In 2008, he missed three games with a broken pinkie finger suffered in an overtime loss to the Arizona Cardinals. Amazingly, he was Brad Johnson’s backup for that first game despite not being able to take a snap in pregame warm-ups. He was inactive the next two games and the Cowboys missed the playoffs by a game in a season that was torn apart with internal strife.

He played through other injuries that nobody knew about because he knew his job as the Cowboys' starting quarterback was finite.

He wanted to come back from the most recent injury, a compression fracture in his back suffered last August, to reclaim his job and deliver on what he thought would be his best season, but never got the opportunity. Dak Prescott played too well and the coaches stuck with the rookie quarterback's hot hand.

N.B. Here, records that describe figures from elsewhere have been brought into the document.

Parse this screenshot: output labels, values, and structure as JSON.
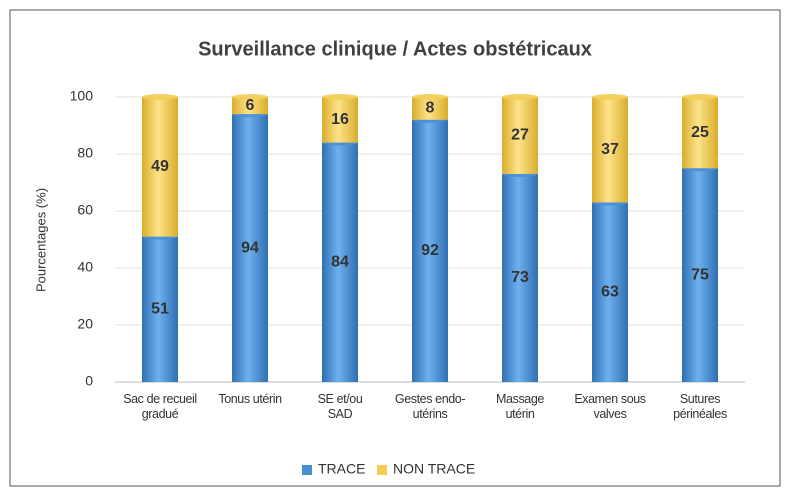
{
  "chart_data": {
    "type": "stacked_bar",
    "title": "Surveillance clinique / Actes obstétricaux",
    "ylabel": "Pourcentages (%)",
    "categories": [
      "Sac de recueil gradué",
      "Tonus utérin",
      "SE et/ou SAD",
      "Gestes endo-utérins",
      "Massage utérin",
      "Examen sous valves",
      "Sutures périnéales"
    ],
    "series": [
      {
        "name": "TRACE",
        "color": "#4a8fd6",
        "values": [
          51,
          94,
          84,
          92,
          73,
          63,
          75
        ]
      },
      {
        "name": "NON TRACE",
        "color": "#f3cd55",
        "values": [
          49,
          6,
          16,
          8,
          27,
          37,
          25
        ]
      }
    ],
    "ylim": [
      0,
      100
    ],
    "yticks": [
      0,
      20,
      40,
      60,
      80,
      100
    ],
    "grid": true,
    "legend": "bottom"
  }
}
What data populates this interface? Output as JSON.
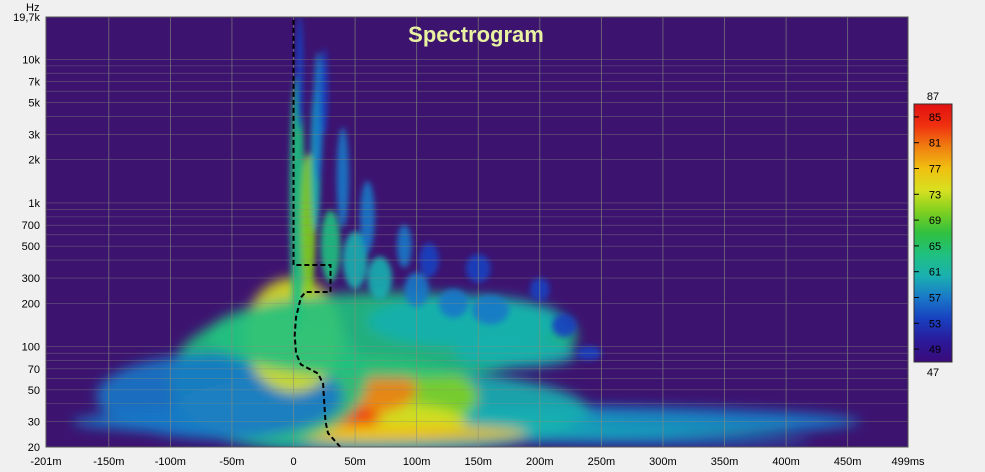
{
  "chart_data": {
    "type": "heatmap",
    "title": "Spectrogram",
    "y_unit": "Hz",
    "x_unit": "ms",
    "x_range_s": [
      -0.201,
      0.499
    ],
    "y_range_hz": [
      20,
      19700
    ],
    "y_scale": "log",
    "x_ticks": [
      {
        "v": -0.201,
        "label": "-201m"
      },
      {
        "v": -0.15,
        "label": "-150m"
      },
      {
        "v": -0.1,
        "label": "-100m"
      },
      {
        "v": -0.05,
        "label": "-50m"
      },
      {
        "v": 0,
        "label": "0"
      },
      {
        "v": 0.05,
        "label": "50m"
      },
      {
        "v": 0.1,
        "label": "100m"
      },
      {
        "v": 0.15,
        "label": "150m"
      },
      {
        "v": 0.2,
        "label": "200m"
      },
      {
        "v": 0.25,
        "label": "250m"
      },
      {
        "v": 0.3,
        "label": "300m"
      },
      {
        "v": 0.35,
        "label": "350m"
      },
      {
        "v": 0.4,
        "label": "400m"
      },
      {
        "v": 0.45,
        "label": "450m"
      },
      {
        "v": 0.499,
        "label": "499ms"
      }
    ],
    "y_ticks": [
      {
        "v": 19700,
        "label": "19,7k"
      },
      {
        "v": 10000,
        "label": "10k"
      },
      {
        "v": 7000,
        "label": "7k"
      },
      {
        "v": 5000,
        "label": "5k"
      },
      {
        "v": 3000,
        "label": "3k"
      },
      {
        "v": 2000,
        "label": "2k"
      },
      {
        "v": 1000,
        "label": "1k"
      },
      {
        "v": 700,
        "label": "700"
      },
      {
        "v": 500,
        "label": "500"
      },
      {
        "v": 300,
        "label": "300"
      },
      {
        "v": 200,
        "label": "200"
      },
      {
        "v": 100,
        "label": "100"
      },
      {
        "v": 70,
        "label": "70"
      },
      {
        "v": 50,
        "label": "50"
      },
      {
        "v": 30,
        "label": "30"
      },
      {
        "v": 20,
        "label": "20"
      }
    ],
    "color_scale": {
      "min": 47,
      "max": 87,
      "ticks": [
        85,
        81,
        77,
        73,
        69,
        65,
        61,
        57,
        53,
        49
      ],
      "min_label": "47",
      "max_label": "87",
      "colors": [
        "#3a0a7a",
        "#2a1a9a",
        "#1840c0",
        "#1a78c8",
        "#1ab0b0",
        "#20c080",
        "#30c040",
        "#80d020",
        "#d8e020",
        "#f0c010",
        "#f08010",
        "#f03010",
        "#e01010"
      ]
    },
    "background_color": "#3d1370",
    "peak_delay_curve": [
      {
        "freq": 20,
        "t": 0.038
      },
      {
        "freq": 25,
        "t": 0.028
      },
      {
        "freq": 30,
        "t": 0.026
      },
      {
        "freq": 40,
        "t": 0.025
      },
      {
        "freq": 55,
        "t": 0.024
      },
      {
        "freq": 65,
        "t": 0.02
      },
      {
        "freq": 75,
        "t": 0.006
      },
      {
        "freq": 90,
        "t": 0.002
      },
      {
        "freq": 120,
        "t": 0.001
      },
      {
        "freq": 160,
        "t": 0.002
      },
      {
        "freq": 220,
        "t": 0.006
      },
      {
        "freq": 240,
        "t": 0.01
      },
      {
        "freq": 240,
        "t": 0.03
      },
      {
        "freq": 370,
        "t": 0.03
      },
      {
        "freq": 370,
        "t": 0.0
      },
      {
        "freq": 19700,
        "t": 0.0
      }
    ]
  }
}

Romo spent last offseason talking about how good he felt physically and mentally. He told anybody and everybody that he felt like he was at a point where he knew what was coming from the opposing defense and had the answers before the snap. The Cowboys drafted Ezekiel Elliott to take the pressure off Romo the way Murray did in 2014. He had a healthy Dez Bryant and the best offensive line in football.

And then on the third snap of the preseason game against the Seattle Seahawks, he was crunched to the ground. He attempted to come back into that game too, but was held out. As he stood in the locker room after the game, Romo expressed confidence that his back could withstand such a hit and be OK. The next day he learned about the compression fracture.

He would play in only one drive in 2016, throwing a touchdown pass to Terrance Williams against the Philadelphia Eagles.

On April 21, Romo turns 37. He and his wife, Candice, are expecting their third child this summer to join sons Hawkins and Rivers.

Romo could have played another season or two if he wanted. The Houston Texans were a real option with his release upcoming later Tuesday.

Every player has to determine the right time to walk away. For right now, Romo has picked his.

Ultimately, it didn’t end with what he wanted so badly, a Super Bowl ring, but it ended with him giving everything his body could give.